U.S. District Judge Richard Leon sentenced Copeland-Jackson yesterday. The sentence also covered Copeland-Jackson's guilty plea in a separate case for mail fraud.
Copeland-Jackson's lawyer, Stephen Brennwald of Washington's Brennwald & Robertson, could not immediately be reached for comment this morning. A spokesman for the U.S. attorney's office, William Miller, declined to comment.
According to the statement of offense (PDF) filed as part of his guilty plea, Copeland-Jackson, who also went by the name Xavier Justice, pleaded guilty in 2000 in Ohio to gross sexual imposition involving two minor boys who attended a school where he was a teacher. After he was released from prison in 2003, he was sent back to D.C. to serve parole.
In June 2007, he sued one of the minor victims from the Ohio case, referred to as J.C., in D.C. federal court for defamation. With the help of a co-conspirator, Copeland-Jackson filed a false affidavit stating that J.C. was served with the complaint. Using a copy of J.C.'s signature, according to court documents, Copeland-Jackson filed statements under J.C.'s name. He never revealed his past conviction.
In August 2007, according to the U.S. attorney's office, Huvelle entered a $3 million default judgment in Copeland-Jackson's favor. Soon after the award, however, Ohio officials alerted Huvelle that Copeland-Jackson was still on parole for the 2000 conviction, at which point she vacated the judgment.

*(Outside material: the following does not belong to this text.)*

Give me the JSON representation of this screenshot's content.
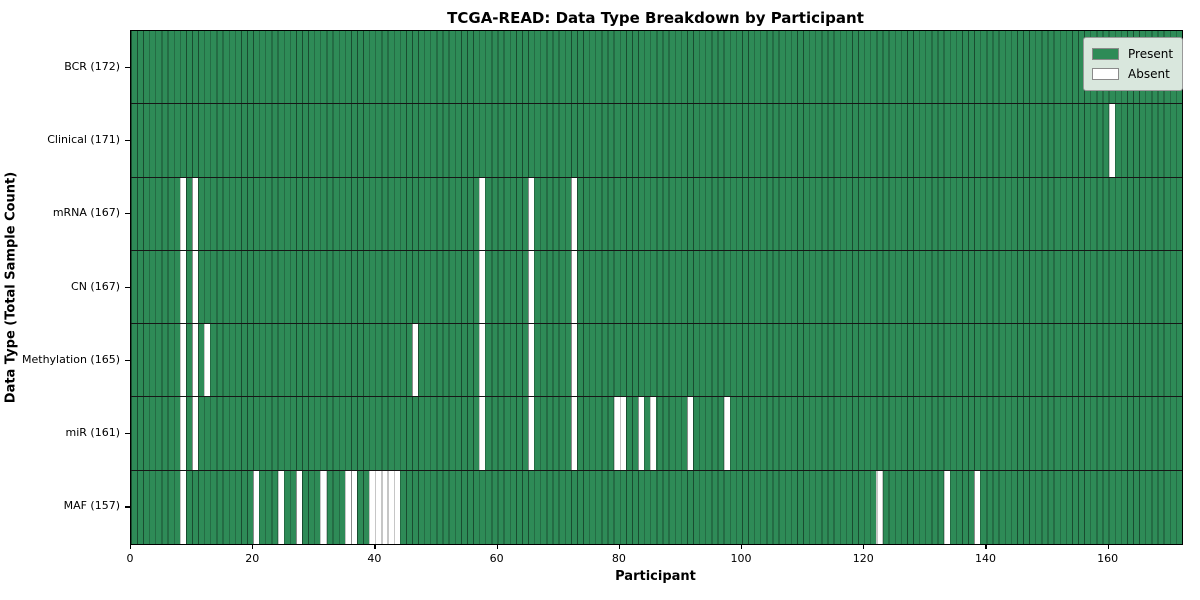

He was arrested and charged with the conspiracy in July 2009.
Copeland-Jackson also pleaded guilty to committing mail fraud from 2005 to 2009. He was accused of enrolling relatives and former inmates in online college courses and then keeping student aid checks totaling $62,440. As part of his sentence, he'll have to pay back those funds.
"These schemes required substantial planning, a skillful ability to fabricate false documents, and a willful desire to trick and deceive others in order to successfully advance the defendant’s illegal goals," Assistant U.S. Attorney Jonathan Haray wrote in the government's sentencing memorandum (PDF). "Accordingly, this case calls for a significant punishment."
According to the U.S. attorney's office, Copeland-Jackson will be credited for the 42 months he already spent in jail.